Carl wrote:
> Hi,
>
> It seems that Ned is not subscribed to the IPP DL so his recent messages
> have bounced.
>
> Here the input we got from Ned for the recent IETF meeting.
My comments follow...
> ...
> draft-ietf-ipp-indp-method-06.txt (IESG review)
>
> All of the Security Mechanisms articulated are MAY, so it appears to be
> possible to build an implementation without any security mechanism and still
> be
> conformant. The IESG doesn't believe this is what we should be doing.

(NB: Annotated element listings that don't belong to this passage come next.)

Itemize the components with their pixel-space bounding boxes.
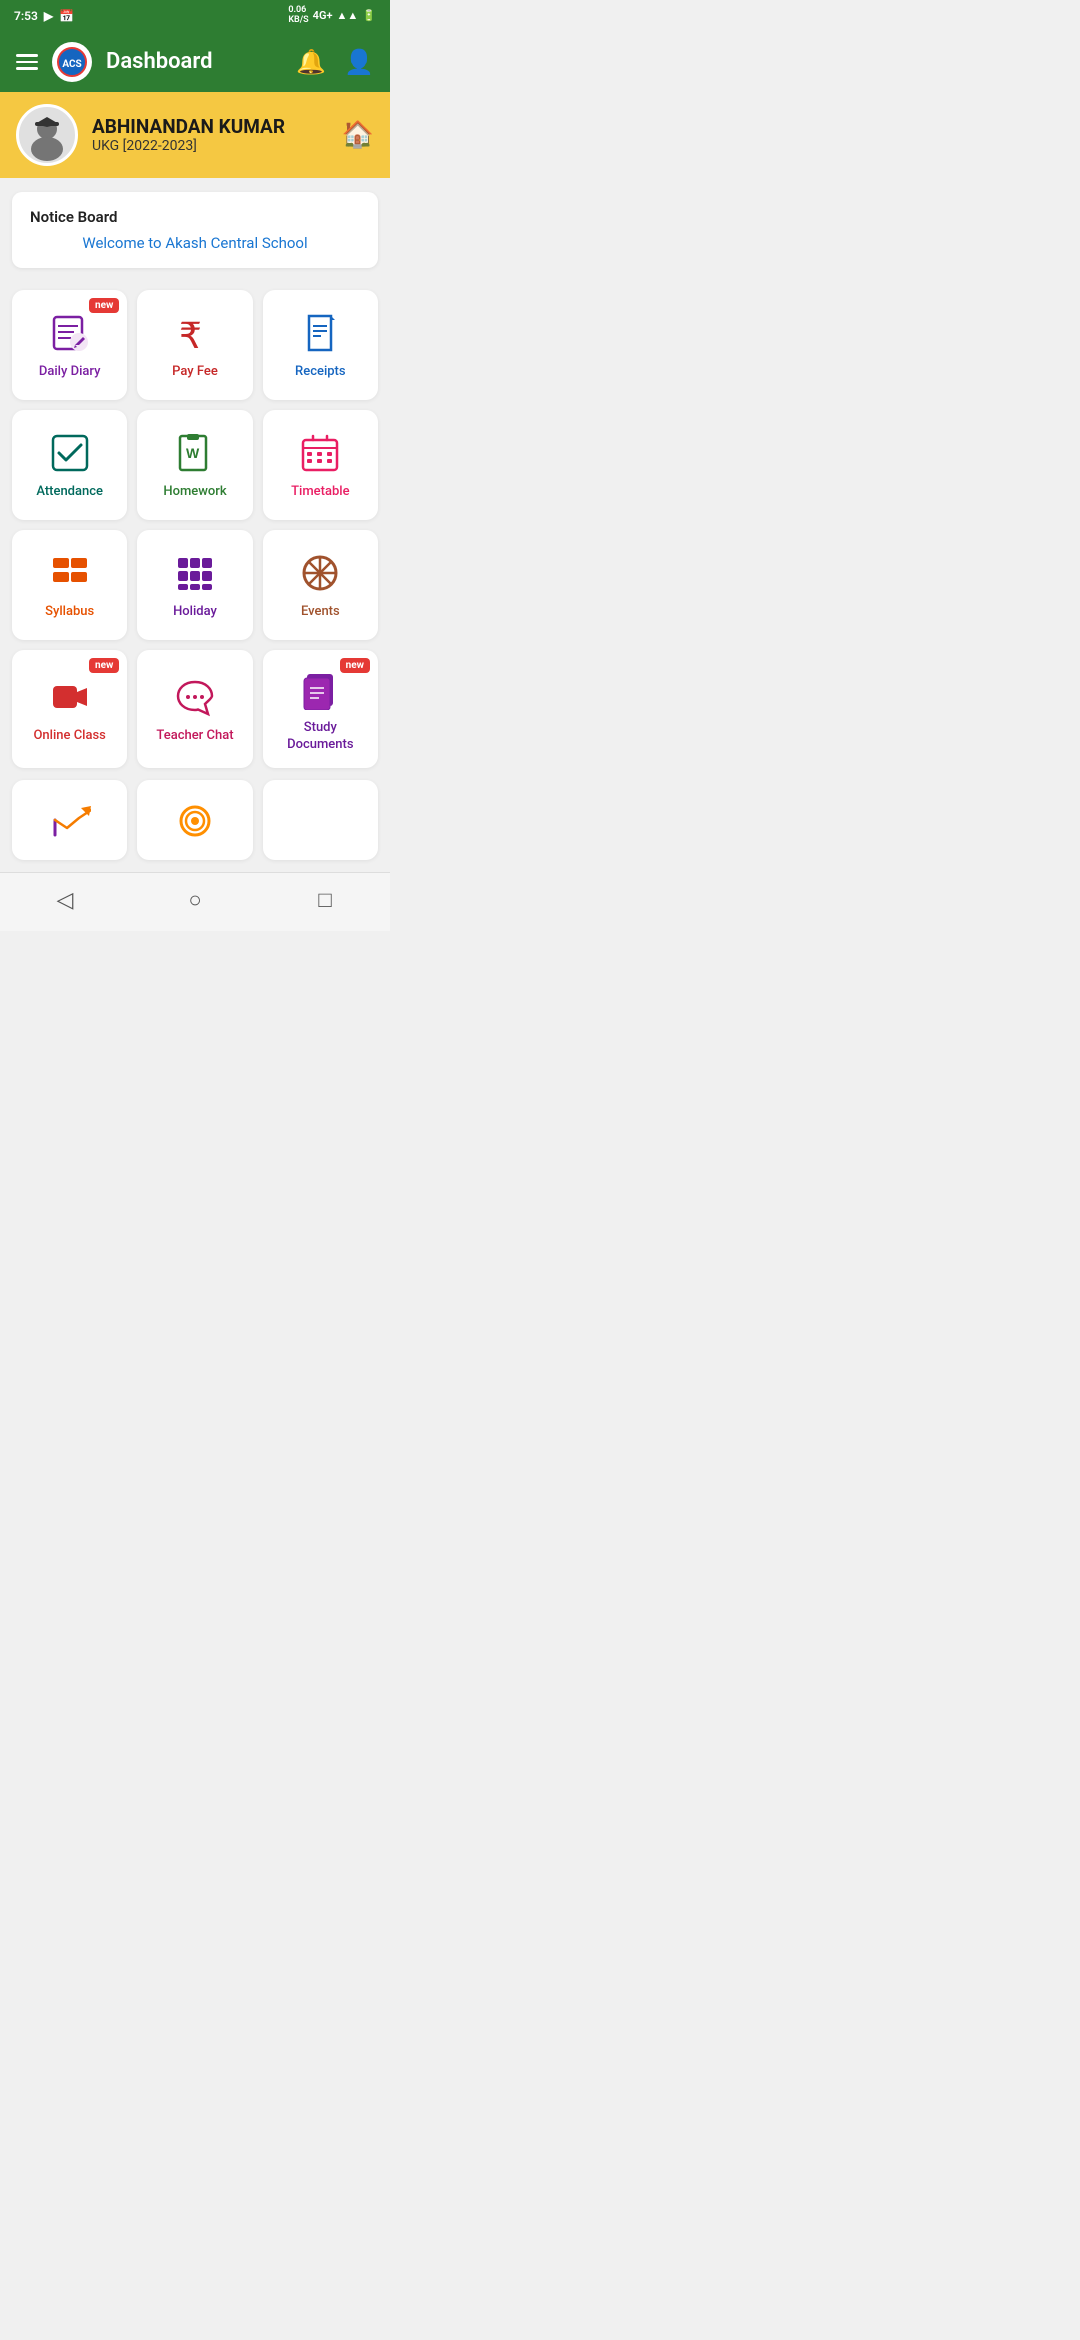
profile-name: ABHINANDAN KUMAR — [92, 115, 328, 138]
dashboard-grid: new Daily Diary ₹ Pay Fee Receipts — [0, 282, 390, 780]
attendance-label: Attendance — [36, 484, 103, 501]
recent-apps-button[interactable]: □ — [300, 885, 350, 915]
study-documents-label: StudyDocuments — [287, 720, 353, 754]
syllabus-label: Syllabus — [45, 604, 94, 621]
nav-icons: 🔔 👤 — [296, 48, 374, 76]
daily-diary-label: Daily Diary — [39, 364, 101, 381]
homework-button[interactable]: W Homework — [137, 410, 252, 520]
events-label: Events — [301, 604, 340, 621]
attendance-button[interactable]: Attendance — [12, 410, 127, 520]
placeholder-button — [263, 780, 378, 860]
status-bar-left: 7:53 ▶ 📅 — [14, 9, 74, 23]
new-badge-study: new — [340, 658, 370, 673]
back-button[interactable]: ◁ — [40, 885, 90, 915]
homework-label: Homework — [163, 484, 226, 501]
svg-text:₹: ₹ — [179, 315, 202, 354]
status-bar: 7:53 ▶ 📅 0.06KB/S 4G+ ▲▲ 🔋 — [0, 0, 390, 32]
notice-board: Notice Board Welcome to Akash Central Sc… — [12, 192, 378, 268]
signal-icon: ▲▲ — [337, 9, 359, 22]
online-class-button[interactable]: new Online Class — [12, 650, 127, 768]
syllabus-button[interactable]: Syllabus — [12, 530, 127, 640]
holiday-label: Holiday — [173, 604, 217, 621]
profile-info: ABHINANDAN KUMAR UKG [2022-2023] — [92, 115, 328, 154]
daily-diary-button[interactable]: new Daily Diary — [12, 290, 127, 400]
pay-fee-button[interactable]: ₹ Pay Fee — [137, 290, 252, 400]
notification-icon[interactable]: 🔔 — [296, 48, 326, 76]
holiday-button[interactable]: Holiday — [137, 530, 252, 640]
study-documents-button[interactable]: new StudyDocuments — [263, 650, 378, 768]
time: 7:53 — [14, 9, 38, 23]
status-bar-right: 0.06KB/S 4G+ ▲▲ 🔋 — [288, 6, 376, 26]
bottom-nav: ◁ ○ □ — [0, 872, 390, 931]
receipts-label: Receipts — [295, 364, 346, 381]
play-icon: ▶ — [44, 9, 53, 23]
online-class-label: Online Class — [33, 728, 105, 745]
result-button[interactable] — [12, 780, 127, 860]
svg-text:ACS: ACS — [62, 59, 81, 70]
timetable-label: Timetable — [291, 484, 349, 501]
teacher-chat-button[interactable]: Teacher Chat — [137, 650, 252, 768]
timetable-button[interactable]: Timetable — [263, 410, 378, 520]
profile-banner: ABHINANDAN KUMAR UKG [2022-2023] 🏠 — [0, 92, 390, 178]
teacher-chat-label: Teacher Chat — [156, 728, 233, 745]
top-nav: ACS Dashboard 🔔 👤 — [0, 32, 390, 92]
speed: 0.06KB/S — [288, 6, 308, 26]
avatar — [16, 104, 78, 166]
home-nav-button[interactable]: ○ — [170, 885, 220, 915]
receipts-button[interactable]: Receipts — [263, 290, 378, 400]
notice-board-title: Notice Board — [30, 208, 360, 226]
battery-icon: 🔋 — [362, 9, 376, 22]
hamburger-menu[interactable] — [16, 54, 38, 70]
school-logo: ACS — [52, 42, 92, 82]
partial-row — [0, 780, 390, 868]
profile-class: UKG [2022-2023] — [92, 138, 328, 154]
user-icon[interactable]: 👤 — [344, 48, 374, 76]
calendar-icon: 📅 — [59, 9, 74, 23]
new-badge: new — [89, 298, 119, 313]
home-button[interactable]: 🏠 — [342, 120, 374, 150]
pay-fee-label: Pay Fee — [172, 364, 218, 381]
events-button[interactable]: Events — [263, 530, 378, 640]
new-badge-online: new — [89, 658, 119, 673]
svg-text:W: W — [186, 445, 200, 461]
page-title: Dashboard — [106, 49, 282, 74]
network-icon: 4G+ — [313, 9, 333, 22]
messages-button[interactable] — [137, 780, 252, 860]
notice-board-message: Welcome to Akash Central School — [30, 234, 360, 252]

There
> should be at least one mandatory security mechanism.
It might be appropriate to require support for TLS with some form of
HTTP authentication, since (most likely) authentication will be required
when delivering notifications via the Send-Notifications operation.
> There seems to be some potential that indp requests could be directed
> at a third party that is not prepared to receive them. Some discussion of
> this issue in the security considerations section would be useful.

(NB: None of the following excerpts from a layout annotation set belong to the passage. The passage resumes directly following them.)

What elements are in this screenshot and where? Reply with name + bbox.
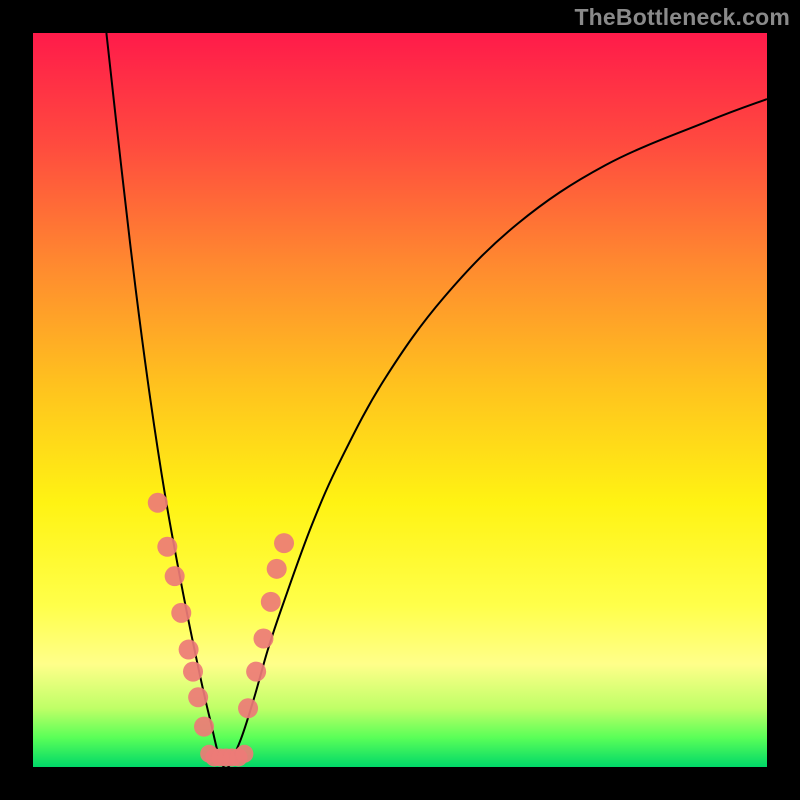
watermark-text: TheBottleneck.com [574, 4, 790, 31]
highlight-marker [274, 533, 294, 553]
bottleneck-curve [106, 33, 767, 768]
curve-svg [33, 33, 767, 767]
highlight-marker [238, 698, 258, 718]
marker-cluster-bottom [200, 745, 253, 767]
highlight-marker [179, 640, 199, 660]
highlight-marker [246, 662, 266, 682]
highlight-marker [165, 566, 185, 586]
highlight-marker [261, 592, 281, 612]
chart-container: TheBottleneck.com [0, 0, 800, 800]
highlight-marker [267, 559, 287, 579]
highlight-marker [194, 717, 214, 737]
highlight-marker [157, 537, 177, 557]
marker-cluster-right [238, 533, 294, 718]
highlight-marker [171, 603, 191, 623]
marker-cluster-left [148, 493, 214, 737]
highlight-marker [253, 629, 273, 649]
highlight-marker [235, 745, 253, 763]
highlight-marker [183, 662, 203, 682]
highlight-marker [148, 493, 168, 513]
highlight-marker [188, 687, 208, 707]
plot-area [33, 33, 767, 767]
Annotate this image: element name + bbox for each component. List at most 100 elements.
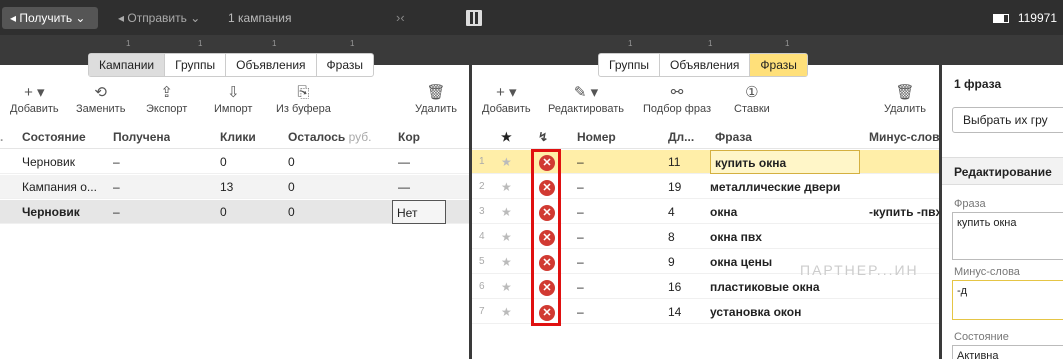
row-number: – [577,255,584,269]
row-status: Кампания о... [22,180,97,194]
row-phrase[interactable]: купить окна [710,150,860,174]
col-number[interactable]: Номер [577,125,616,149]
star-icon[interactable]: ★ [501,150,512,174]
tab-phrases[interactable]: Фразы [750,54,807,76]
row-length: 8 [668,230,675,244]
row-number: – [577,305,584,319]
minus-words-label: Минус-слова [954,266,1020,278]
replace-icon: ⟲ [94,84,107,101]
row-left: 0 [288,155,295,169]
col-kor[interactable]: Кор [398,125,420,149]
delete-button[interactable]: 🗑 Удалить [415,83,457,115]
edit-button[interactable]: ✎ ▾ Редактировать [548,83,624,115]
choose-groups-button[interactable]: Выбрать их гру [952,107,1063,133]
account-info[interactable]: 119971 [992,7,1057,29]
add-label: Добавить [482,103,531,115]
tick: 1 [708,39,713,48]
row-received: – [113,205,120,219]
col-clicks[interactable]: Клики [220,125,256,149]
bids-button[interactable]: ① Ставки [734,83,770,115]
col-status[interactable]: Состояние [22,125,86,149]
row-index: 1 [479,156,485,167]
top-toolbar: ◂ Получить ⌄ ◂ Отправить ⌄ 1 кампания ›‹… [0,0,1063,35]
phrase-picker-button[interactable]: ⚯ Подбор фраз [643,83,711,115]
star-icon[interactable]: ★ [501,300,512,324]
star-icon[interactable]: ★ [501,250,512,274]
row-length: 16 [668,280,682,294]
edit-label: Редактировать [548,103,624,115]
col-left[interactable]: Осталось руб. [288,125,371,149]
star-column-icon[interactable]: ★ [501,125,512,149]
add-label: Добавить [10,103,59,115]
minus-words-field[interactable]: -д [952,280,1063,320]
phrase-label: Фраза [954,198,986,210]
star-icon[interactable]: ★ [501,275,512,299]
table-row[interactable]: Черновик – 0 0 Нет [0,200,469,224]
col-minus[interactable]: Минус-слов [869,125,939,149]
star-icon[interactable]: ★ [501,175,512,199]
row-kor: — [398,180,410,194]
row-minus [869,175,939,199]
row-index: 7 [479,306,485,317]
tick: 1 [350,39,355,48]
add-button[interactable]: + ▾ Добавить [482,83,531,115]
campaigns-panel: Кампании Группы Объявления Фразы + ▾ Доба… [0,53,469,359]
add-button[interactable]: + ▾ Добавить [10,83,59,115]
editing-section: Редактирование [942,157,1063,185]
send-button[interactable]: ◂ Отправить ⌄ [110,7,208,29]
row-phrase: окна пвх [710,230,762,244]
add-icon: + ▾ [24,84,45,101]
left-tabs: Кампании Группы Объявления Фразы [88,53,374,77]
tab-groups[interactable]: Группы [165,54,227,76]
col-left-unit: руб. [348,130,372,144]
delete-label: Удалить [884,103,926,115]
row-received: – [113,180,120,194]
import-button[interactable]: ⇩ Импорт [214,83,252,115]
col-left-label: Осталось [288,130,346,144]
delete-button[interactable]: 🗑 Удалить [884,83,926,115]
star-icon[interactable]: ★ [501,225,512,249]
row-number: – [577,155,584,169]
bids-icon: ① [745,84,759,101]
col-phrase[interactable]: Фраза [715,125,752,149]
import-label: Импорт [214,103,253,115]
import-icon: ⇩ [226,84,240,101]
row-kor-editor[interactable]: Нет [392,200,446,224]
state-label: Состояние [954,331,1009,343]
get-button[interactable]: ◂ Получить ⌄ [2,7,98,29]
phrase-field[interactable]: купить окна [952,212,1063,260]
export-button[interactable]: ⇪ Экспорт [146,83,187,115]
row-number: – [577,205,584,219]
bids-label: Ставки [734,103,770,115]
row-status: Черновик [22,155,75,169]
col-length[interactable]: Дл... [668,125,694,149]
tick: 1 [785,39,790,48]
table-header: ★ ↯ Номер Дл... Фраза Минус-слов [472,125,939,149]
tab-phrases[interactable]: Фразы [317,54,373,76]
tab-campaigns[interactable]: Кампании [89,54,166,76]
star-icon[interactable]: ★ [501,200,512,224]
row-length: 11 [668,155,681,169]
row-number: – [577,280,584,294]
tab-ads[interactable]: Объявления [660,54,751,76]
row-length: 19 [668,180,682,194]
mid-tabs: Группы Объявления Фразы [598,53,808,77]
state-field[interactable]: Активна [952,345,1063,359]
row-status: Черновик [22,205,80,219]
row-minus [869,225,939,249]
from-clipboard-button[interactable]: ⎘ Из буфера [276,83,331,115]
table-header: . Состояние Получена Клики Осталось руб.… [0,125,469,149]
replace-button[interactable]: ⟲ Заменить [76,83,125,115]
flag-column-icon[interactable]: ↯ [538,125,548,149]
collapse-icon[interactable]: ›‹ [388,7,413,29]
row-kor: — [398,155,410,169]
col-received[interactable]: Получена [113,125,170,149]
table-row[interactable]: Черновик – 0 0 — [0,150,469,174]
tab-groups[interactable]: Группы [599,54,660,76]
film-icon[interactable] [466,10,482,26]
mid-actions: + ▾ Добавить ✎ ▾ Редактировать ⚯ Подбор фра… [472,83,939,123]
delete-label: Удалить [415,103,457,115]
tab-ads[interactable]: Объявления [226,54,317,76]
export-icon: ⇪ [160,84,173,101]
table-row[interactable]: Кампания о... – 13 0 — [0,175,469,199]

Might be simple enough to mention that recipients that do not support
indp will return a server-error-operation-not-supported error, so the
primary danger in this case is a DoS attack.
> draft-ietf-ipp-notify-mailto-03.txt (AD review)
> ...
> This document currently does not discuss support for SASL authentication
> in the context of SMTP. This is probably something that should be added,
> especially since it probably requires additional printer configuration
> capabilities.
I again voice my objection to requiring specific mail transports or
authentication mechanisms when deliverying mail - doing so will
*ensure* non-compliant implementations which otherwise look, feel,
and taste compliant to a user, so specifying something that is
outside the scope of IPP mailto is useless and inappropriate.

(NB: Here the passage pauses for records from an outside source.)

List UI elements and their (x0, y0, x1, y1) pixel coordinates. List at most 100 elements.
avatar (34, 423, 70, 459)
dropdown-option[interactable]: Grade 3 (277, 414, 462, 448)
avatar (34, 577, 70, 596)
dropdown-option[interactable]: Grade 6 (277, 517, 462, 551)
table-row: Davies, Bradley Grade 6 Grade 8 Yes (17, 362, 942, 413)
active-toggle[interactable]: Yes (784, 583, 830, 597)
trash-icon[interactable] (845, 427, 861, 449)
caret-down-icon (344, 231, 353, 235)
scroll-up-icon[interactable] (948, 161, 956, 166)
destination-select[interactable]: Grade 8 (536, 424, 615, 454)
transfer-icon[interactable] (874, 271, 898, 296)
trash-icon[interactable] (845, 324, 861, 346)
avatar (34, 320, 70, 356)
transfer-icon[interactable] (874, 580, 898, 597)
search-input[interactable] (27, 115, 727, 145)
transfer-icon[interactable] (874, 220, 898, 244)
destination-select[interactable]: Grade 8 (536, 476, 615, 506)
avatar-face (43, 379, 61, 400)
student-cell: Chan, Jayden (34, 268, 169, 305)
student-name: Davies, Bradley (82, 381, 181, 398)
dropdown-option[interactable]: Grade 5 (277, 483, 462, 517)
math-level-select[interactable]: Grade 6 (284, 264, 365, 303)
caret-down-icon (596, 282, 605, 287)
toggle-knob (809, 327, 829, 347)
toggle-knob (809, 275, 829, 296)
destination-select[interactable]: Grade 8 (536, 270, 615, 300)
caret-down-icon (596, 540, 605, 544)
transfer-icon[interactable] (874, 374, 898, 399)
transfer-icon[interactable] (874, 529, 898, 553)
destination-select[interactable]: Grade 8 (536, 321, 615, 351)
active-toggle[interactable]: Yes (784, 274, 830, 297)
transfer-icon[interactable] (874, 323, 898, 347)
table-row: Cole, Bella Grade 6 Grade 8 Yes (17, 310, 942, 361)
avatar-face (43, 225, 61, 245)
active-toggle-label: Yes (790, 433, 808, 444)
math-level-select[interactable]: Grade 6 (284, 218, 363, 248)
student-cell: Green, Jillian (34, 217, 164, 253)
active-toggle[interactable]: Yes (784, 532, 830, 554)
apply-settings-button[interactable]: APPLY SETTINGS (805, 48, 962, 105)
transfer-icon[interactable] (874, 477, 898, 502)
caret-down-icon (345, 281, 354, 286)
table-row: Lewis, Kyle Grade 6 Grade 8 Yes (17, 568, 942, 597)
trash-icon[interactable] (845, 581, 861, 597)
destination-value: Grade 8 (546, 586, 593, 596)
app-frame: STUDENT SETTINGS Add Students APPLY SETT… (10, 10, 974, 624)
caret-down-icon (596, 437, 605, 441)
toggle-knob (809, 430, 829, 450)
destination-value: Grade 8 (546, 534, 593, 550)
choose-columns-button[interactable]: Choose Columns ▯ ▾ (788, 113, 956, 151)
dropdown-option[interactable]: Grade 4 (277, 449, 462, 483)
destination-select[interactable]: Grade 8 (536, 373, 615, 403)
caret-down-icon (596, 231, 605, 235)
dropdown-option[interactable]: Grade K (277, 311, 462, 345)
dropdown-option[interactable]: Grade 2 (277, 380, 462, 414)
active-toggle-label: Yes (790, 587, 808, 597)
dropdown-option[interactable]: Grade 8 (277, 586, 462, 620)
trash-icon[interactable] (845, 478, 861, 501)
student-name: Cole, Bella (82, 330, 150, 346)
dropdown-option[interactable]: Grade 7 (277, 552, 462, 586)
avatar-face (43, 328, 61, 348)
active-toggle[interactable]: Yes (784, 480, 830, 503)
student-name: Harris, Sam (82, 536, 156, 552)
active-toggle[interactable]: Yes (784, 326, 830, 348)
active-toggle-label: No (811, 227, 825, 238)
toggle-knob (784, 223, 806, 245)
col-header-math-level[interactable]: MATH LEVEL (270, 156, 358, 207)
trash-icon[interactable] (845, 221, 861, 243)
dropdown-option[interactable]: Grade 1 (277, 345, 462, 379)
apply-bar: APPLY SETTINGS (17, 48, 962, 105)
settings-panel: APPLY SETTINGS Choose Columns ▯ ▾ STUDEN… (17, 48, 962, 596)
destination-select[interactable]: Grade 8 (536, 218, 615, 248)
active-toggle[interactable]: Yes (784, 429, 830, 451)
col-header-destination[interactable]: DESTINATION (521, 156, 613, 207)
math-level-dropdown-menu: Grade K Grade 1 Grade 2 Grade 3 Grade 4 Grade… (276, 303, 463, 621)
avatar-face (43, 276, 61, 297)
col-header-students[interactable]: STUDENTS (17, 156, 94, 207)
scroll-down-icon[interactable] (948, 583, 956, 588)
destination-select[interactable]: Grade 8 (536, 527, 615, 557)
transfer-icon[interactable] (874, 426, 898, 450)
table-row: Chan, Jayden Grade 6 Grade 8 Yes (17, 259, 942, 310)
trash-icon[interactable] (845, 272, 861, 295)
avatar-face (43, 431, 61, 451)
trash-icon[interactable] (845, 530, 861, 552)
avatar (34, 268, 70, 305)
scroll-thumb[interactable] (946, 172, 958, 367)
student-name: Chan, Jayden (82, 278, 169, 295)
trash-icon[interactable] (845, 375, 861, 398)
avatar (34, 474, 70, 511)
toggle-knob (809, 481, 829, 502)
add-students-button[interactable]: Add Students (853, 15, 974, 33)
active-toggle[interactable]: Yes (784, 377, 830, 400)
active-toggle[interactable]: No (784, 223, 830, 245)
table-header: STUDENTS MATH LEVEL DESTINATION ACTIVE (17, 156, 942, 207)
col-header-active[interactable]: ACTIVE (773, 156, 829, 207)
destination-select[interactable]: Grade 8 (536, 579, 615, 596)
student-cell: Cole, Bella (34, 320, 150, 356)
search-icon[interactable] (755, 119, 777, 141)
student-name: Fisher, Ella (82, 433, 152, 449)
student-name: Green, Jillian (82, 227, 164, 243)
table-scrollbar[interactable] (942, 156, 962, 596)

If SASL is so important, then it should be required by the SMTP spec
(RFC 2821), but it is not. Instead, it is addressed in an older
extension spec (RFC 2554) and specifically only addresses one issue
relavent to mailto notifications:
(3) it authenticates the message submission, not authorship of the
message content
That said, wording along the lines of "if SMTP is used to deliver
messages, then SASL SHOULD be supported" would be an appropriate
pointer/message for IPP mailto implementations.
Making SASL a MUST with SMTP would open up many more security
issues which the IESG is not able/prepared to address, like:
1. What standard protocol is used to load authentication
information into an embedded device?
2. How is this authentication information protected from
disclosure?
3. How is the authentication information authenticated?
(by this I mean, how do we authenticate the new
authentication information if no authentication
information has been initialized?)
#2 and #3 obviously are questions that might be answered by
#1, but I would hazard a guess that most people would not
find a single solution acceptable in all environments.